Consumo cerveza
Consumo cerveza CENTRO DE INFORMACIÓN CERVEZA Y SALUD - Archivo

La evidencia científica cuestiona uno de los mitos asociados al consumo moderado de cerveza, en concreto, lo relacionado con la generación de gases y molestias digestivas.

El estudio 'Influencia de la ingesta de cerveza sobre la fisiología gastroesofágica y síntomas digestivos postprandiale', liderado por el jefe del Servicio de Aparato Digestivo del Hospital Universitario Clínico San Carlos de Madrid, doctor Enrique Rey Díaz-Rubio, indica que un consumo moderado de esta bebida fermentada no aumentaría los episodios de reflujo gastroesofágico gaseoso en sujetos sanos.

Este estudio ha sido publicado este año en la revista científica internacional Neurogastroenterology & Motility. Asimismo, los resultados de esta investigación, pionera en su área, serán presentados este jueves en la XILX Reunión Anual de la Sociedad Andaluza de Patología Digestiva, celebrada en Almería, y describen los efectos del consumo moderado de cerveza en términos de reflujo gastroesofágico, acomodación gástrica y síntomas digestivos.

El estudio ha analizado a un grupo de adultos sanos mayores de 18 años, sin síntomas digestivos frecuentes ni enfermedad por reflujo gastroesofágico conocida, según han explicado desde la asociación.

El objetivo principal fue evaluar si el consumo moderado de cerveza se asociaría con la generación de síntomas digestivos altos como, acidez, regurgitación y saciedad precoz, en el período posterior a las comidas.

El doctor Enrique Rey ha explicado que "a la luz de los resultados del estudio, en una situación real, la cerveza no parece promover los síntomas dispépticos, aquellos que provocan una digestión pesada y de reflujo cuando es consumida de forma moderada, es decir, dos cañas al día para los hombres y una para las mujeres".

El estudio apunta, además, que el consumo moderado de cerveza no provocaría un aumento de trastornos gastrointestinales o de sensibilidad gástrica que alteren la digestión.

De acuerdo con los resultados presentados, la cerveza no parece modificar el reflujo gaseoso como podría sugerir al tratarse de una bebida procedente de la fermentación natural de sus ingredientes.

Además, según han añadido los datos del estudio, "no alteraría la acomodación gástrica después de las comidas y no provocaría un aumento significativo de síntomas digestivos que nos puedan producir molestias o digestiones más pesadas de lo normal".

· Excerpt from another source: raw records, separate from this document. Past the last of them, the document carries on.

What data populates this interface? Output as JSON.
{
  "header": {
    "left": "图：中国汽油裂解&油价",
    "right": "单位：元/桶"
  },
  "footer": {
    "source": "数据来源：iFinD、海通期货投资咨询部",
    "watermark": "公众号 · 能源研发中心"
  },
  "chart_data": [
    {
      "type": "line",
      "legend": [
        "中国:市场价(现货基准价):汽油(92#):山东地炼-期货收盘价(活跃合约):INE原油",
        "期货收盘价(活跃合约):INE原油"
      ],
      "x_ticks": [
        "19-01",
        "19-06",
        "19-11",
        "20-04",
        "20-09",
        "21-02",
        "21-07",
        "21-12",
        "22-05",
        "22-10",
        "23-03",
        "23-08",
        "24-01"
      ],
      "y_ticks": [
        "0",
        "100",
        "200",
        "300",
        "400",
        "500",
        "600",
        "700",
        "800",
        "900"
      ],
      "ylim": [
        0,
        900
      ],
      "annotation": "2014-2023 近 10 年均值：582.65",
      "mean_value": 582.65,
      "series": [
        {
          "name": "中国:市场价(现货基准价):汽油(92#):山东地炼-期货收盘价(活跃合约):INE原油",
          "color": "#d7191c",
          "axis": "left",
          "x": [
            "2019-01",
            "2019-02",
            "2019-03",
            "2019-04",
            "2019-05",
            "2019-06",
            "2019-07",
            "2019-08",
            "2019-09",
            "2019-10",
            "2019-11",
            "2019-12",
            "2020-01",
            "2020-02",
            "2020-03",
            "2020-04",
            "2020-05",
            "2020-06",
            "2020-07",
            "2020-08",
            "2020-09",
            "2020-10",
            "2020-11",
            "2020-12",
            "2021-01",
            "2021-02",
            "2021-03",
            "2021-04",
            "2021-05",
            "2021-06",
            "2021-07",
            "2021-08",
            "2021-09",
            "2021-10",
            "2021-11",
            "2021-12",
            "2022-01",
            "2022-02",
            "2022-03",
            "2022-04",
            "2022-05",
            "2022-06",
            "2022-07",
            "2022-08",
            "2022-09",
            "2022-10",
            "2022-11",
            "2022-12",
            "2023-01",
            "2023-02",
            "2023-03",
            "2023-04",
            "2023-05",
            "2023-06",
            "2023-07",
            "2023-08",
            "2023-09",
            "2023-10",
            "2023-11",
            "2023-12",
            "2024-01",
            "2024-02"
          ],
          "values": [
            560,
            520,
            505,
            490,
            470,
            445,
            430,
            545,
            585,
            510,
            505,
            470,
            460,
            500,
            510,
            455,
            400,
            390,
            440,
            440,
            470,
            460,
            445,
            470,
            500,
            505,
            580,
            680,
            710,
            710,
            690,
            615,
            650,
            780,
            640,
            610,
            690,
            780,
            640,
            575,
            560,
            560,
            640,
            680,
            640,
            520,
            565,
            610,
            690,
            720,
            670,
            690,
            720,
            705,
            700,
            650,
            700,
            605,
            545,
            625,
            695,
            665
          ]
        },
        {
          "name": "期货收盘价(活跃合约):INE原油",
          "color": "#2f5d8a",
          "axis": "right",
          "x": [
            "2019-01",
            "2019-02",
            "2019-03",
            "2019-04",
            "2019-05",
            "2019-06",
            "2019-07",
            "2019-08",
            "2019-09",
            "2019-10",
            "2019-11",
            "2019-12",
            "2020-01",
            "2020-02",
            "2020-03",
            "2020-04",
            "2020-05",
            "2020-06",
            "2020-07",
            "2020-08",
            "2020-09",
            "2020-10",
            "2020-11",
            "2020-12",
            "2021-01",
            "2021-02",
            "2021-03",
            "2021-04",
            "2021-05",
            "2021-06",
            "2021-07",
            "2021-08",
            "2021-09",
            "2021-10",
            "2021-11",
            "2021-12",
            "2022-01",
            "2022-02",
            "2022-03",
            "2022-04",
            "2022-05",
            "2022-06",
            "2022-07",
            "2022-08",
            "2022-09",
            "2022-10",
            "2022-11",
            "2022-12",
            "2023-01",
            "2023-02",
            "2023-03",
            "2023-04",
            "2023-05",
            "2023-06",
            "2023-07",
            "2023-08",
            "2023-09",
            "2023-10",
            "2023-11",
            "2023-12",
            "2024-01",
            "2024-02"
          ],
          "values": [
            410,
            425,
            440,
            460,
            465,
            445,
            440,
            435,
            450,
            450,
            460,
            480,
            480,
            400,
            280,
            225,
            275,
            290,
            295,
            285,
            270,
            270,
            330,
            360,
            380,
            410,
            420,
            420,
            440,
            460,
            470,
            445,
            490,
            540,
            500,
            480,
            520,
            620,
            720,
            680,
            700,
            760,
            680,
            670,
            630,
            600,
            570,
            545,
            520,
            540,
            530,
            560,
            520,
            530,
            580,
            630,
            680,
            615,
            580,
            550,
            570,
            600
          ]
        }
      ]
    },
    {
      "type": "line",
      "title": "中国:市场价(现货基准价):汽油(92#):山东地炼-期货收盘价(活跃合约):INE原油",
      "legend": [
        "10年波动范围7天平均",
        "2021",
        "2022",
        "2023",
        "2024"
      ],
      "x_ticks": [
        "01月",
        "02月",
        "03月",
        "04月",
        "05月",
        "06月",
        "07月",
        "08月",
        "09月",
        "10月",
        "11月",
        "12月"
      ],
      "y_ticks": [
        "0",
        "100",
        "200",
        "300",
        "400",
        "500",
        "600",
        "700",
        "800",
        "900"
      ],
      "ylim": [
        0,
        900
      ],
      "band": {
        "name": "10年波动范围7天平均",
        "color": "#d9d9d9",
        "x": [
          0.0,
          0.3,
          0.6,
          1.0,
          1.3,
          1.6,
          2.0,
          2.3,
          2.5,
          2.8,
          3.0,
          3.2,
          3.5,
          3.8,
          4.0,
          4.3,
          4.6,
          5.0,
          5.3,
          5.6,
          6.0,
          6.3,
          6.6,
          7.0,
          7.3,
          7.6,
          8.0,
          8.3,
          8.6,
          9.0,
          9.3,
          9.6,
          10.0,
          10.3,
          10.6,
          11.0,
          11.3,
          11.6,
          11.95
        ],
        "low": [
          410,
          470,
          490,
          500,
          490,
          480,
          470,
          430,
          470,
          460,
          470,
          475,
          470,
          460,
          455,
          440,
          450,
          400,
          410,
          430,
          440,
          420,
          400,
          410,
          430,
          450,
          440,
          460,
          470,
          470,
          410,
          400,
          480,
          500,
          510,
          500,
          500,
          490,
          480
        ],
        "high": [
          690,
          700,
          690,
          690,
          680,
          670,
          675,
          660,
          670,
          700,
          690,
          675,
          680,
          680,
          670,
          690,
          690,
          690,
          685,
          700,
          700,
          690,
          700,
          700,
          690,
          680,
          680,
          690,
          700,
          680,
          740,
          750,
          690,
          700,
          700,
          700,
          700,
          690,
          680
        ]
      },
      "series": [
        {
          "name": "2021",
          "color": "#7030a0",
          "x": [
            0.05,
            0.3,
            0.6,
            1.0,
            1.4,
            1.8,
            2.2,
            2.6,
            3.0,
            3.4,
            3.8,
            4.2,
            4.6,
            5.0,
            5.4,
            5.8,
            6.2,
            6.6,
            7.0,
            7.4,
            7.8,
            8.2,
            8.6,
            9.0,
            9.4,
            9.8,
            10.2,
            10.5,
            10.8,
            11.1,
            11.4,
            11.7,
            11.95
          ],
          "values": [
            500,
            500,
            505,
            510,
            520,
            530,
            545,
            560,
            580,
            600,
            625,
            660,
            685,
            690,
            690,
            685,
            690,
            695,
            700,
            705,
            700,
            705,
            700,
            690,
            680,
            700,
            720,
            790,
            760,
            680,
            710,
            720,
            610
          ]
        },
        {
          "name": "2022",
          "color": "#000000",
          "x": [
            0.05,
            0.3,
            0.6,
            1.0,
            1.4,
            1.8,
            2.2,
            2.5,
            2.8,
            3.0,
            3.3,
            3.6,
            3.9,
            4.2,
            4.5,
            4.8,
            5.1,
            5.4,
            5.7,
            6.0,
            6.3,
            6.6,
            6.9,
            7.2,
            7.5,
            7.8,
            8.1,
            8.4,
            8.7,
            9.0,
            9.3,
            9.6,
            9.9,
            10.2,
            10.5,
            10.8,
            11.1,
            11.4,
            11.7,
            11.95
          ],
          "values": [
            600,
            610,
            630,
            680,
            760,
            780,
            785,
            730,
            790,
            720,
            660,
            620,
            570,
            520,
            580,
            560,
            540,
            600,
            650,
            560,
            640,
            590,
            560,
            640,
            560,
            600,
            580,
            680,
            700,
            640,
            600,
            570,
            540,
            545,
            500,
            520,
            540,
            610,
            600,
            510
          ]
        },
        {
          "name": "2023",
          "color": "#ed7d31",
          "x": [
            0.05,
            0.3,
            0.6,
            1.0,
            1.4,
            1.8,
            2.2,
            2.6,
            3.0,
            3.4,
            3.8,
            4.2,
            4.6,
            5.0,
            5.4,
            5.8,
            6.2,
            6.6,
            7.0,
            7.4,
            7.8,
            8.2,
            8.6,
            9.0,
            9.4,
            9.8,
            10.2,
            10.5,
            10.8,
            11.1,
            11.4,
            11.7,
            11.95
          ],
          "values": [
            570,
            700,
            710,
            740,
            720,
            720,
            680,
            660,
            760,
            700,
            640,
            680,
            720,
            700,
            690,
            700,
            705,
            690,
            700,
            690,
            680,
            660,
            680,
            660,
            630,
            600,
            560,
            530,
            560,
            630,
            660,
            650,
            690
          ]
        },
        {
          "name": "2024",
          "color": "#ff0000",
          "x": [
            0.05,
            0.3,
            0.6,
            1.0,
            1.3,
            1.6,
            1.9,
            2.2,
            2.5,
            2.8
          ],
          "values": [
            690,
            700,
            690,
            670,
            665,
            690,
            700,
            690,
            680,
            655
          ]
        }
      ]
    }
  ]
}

OTROS POSIBLES EFECTOS DEL CONSUMO MODERADO DE CERVEZA

De igual modo, el consumo moderado de cerveza podría reducir el riesgo de infecciones producidas por el H. pylori, según el estudio 'Inverse relationship between alcohol consumption and active Helicobacter pylori infection'.

Precisamente existen otros estudios sobre la composición de la microbiota intestinal que sugieren que ésta se modula gracias a los polifenoles, como los contenidos en la cerveza, mediante la inhibición de bacterias patógenas y por la estimulación de una microbiota beneficiosa.

Una de las principales funciones de los polifenoles es la de regular la microbiota intestinal, pudiendo involucrarse en el crecimiento de algunas bacterias e impidiendo la proliferación de otras perjudiciales, según ha afirmado el estudio.

No obstante, el Centro de Información Cerveza y Salud recuerda que el consumo inadecuado de alcohol puede ser perjudicial para la salud, en caso de estar tomando medicamentos, ir a conducir, y en el caso de las mujeres embarazadas o en periodo de lactancia, el consumo de alcohol debe ser cero.

DENTRO DE LA DIETA MEDITERRÁNEA

La cerveza es una bebida fermentada, con unas características específicas en su composición que la diferencian del resto de bebidas y que le confieren un especial interés nutritivo.

Elaborada a partir de ingredientes naturales, agua, cebada malteada y lúpulo, tiene un bajo contenido calórico (45 kcal/100 ml) y nutrientes como vitaminas, minerales, polifenoles (antioxidantes), maltodextrinas y fibra soluble.